Although a complete cure may seem a dream, there is much cause for optimism. There are many strategies that are being investigated currently and a breakthrough may come not only from research on MS, but also from research on other related neurological disorders. Many promising treatments are still in the experimental stages or are undergoing clinical trials. One of the approaches has been to try to repair the damaged blood-brain barrier, another is to re-educate the immune system so that it recognises myelin as self and does not attack it. Then there are attempts to remyelinate the axons. Myelin is produced by highly specialised cells called oligodendrocytes. Unfortunately, an adult brain has a limited supply of these cells and the cells themselves only have a limited life when they are actively producing myelin. In the relapsing-remitting stage of MS, these cells produce myelin for the nerve fibres faster than the cells of the immune system break it down. As the disease advances, the production of myelin cannot keep pace with its destruction. This results in an incomplete recovery of the affected function and MS moves into the progressive phase. Neurons that have been stripped of their myelin protection for long periods may eventually die. This has serious implications for people with primary or secondary progressive MS. For them to be cured and recover their lost functions there will have to be a way of either regenerating or transplanting new nerve cells.
History is full of successes in the medical application of basic immunological research; from the first vaccine developed by Jenner for smallpox to Salk’s polio vaccine to the immune suppression for organ transplantation. Even the safety of such routine procedures as blood transfusion is based on an understanding of the immune system. So how has this understanding of the immune system been exploited for MS? Most current ways of slowing the progression of MS are based on immunotherapy. 1996 saw MS much highlighted in the British media when beta interferon, under the trade name Betaferon, was granted a licence for the treatment of the Relapsing/Remitting form. Interferons are proteins that play an important role in regulating the immune system and in the body’s defences, especially against viruses. They were discovered in 1956 by Alick Isaacs and Jean Lindenmann at the National Institute for Medical Research. Three types of interferons have now been identified, alpha, beta and gamma.
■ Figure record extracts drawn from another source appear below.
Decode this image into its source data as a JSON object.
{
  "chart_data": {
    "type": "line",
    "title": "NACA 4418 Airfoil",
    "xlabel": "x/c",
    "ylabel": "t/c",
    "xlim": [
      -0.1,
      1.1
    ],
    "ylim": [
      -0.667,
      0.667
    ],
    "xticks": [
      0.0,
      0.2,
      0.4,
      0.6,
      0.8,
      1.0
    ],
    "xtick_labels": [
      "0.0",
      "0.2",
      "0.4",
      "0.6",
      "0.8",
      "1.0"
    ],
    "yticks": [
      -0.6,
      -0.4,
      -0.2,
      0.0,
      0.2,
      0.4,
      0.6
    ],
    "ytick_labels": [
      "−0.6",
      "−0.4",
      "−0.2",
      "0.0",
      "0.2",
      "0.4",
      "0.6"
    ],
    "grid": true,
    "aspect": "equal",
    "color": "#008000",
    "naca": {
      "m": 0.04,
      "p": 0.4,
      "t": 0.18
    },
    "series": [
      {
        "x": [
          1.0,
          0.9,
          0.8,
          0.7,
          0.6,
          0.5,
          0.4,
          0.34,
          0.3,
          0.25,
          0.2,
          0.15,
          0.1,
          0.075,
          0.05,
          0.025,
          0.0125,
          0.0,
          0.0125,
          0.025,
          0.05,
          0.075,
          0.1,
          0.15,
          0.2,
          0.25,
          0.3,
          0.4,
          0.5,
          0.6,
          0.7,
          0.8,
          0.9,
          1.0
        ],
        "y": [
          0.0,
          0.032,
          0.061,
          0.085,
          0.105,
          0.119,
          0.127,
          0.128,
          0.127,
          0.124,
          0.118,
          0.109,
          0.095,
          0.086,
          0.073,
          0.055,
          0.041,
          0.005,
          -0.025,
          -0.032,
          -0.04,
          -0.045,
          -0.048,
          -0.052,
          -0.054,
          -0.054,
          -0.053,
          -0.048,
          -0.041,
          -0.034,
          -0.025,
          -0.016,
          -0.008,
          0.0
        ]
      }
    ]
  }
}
Gamma interferon has been shown to contribute to the destruction of myelin but Beta interferon has therapeutic effects by blocking the action of gamma interferon and dampening down the immune system.
Although beta interferon has only a modest effect on the severity and number of relapses in the Relapsing/Remitting form of MS, it is the only drug currently licensed for treatment. A modest start, but a start none-the-less, towards the final goal. There are many other exciting approaches to therapy currently under investigation. Experimental trials to re-educate the immune system in Secondary Progressive MS have shown very encouraging results. Such treatments will stop progression, but lost functions will not be repaired. Perhaps given earlier in the course of the disease when the loss of function is minimal, this may be as good as a cure. Drugs to repair the damaged blood-brain barrier are also undergoing trials. Attempts to stimulate the regrowth of nerve cells and their remyelination are currently being made to repair spinal injuries caused accidentally by falls and crashes. Such approaches may also have direct benefit to people with MS It is very likely that a combination of such treatments will be necessary to contain the damage and restore lost function. If the progress of the last decade is anything to go by, this will hopefully not be a dream for long.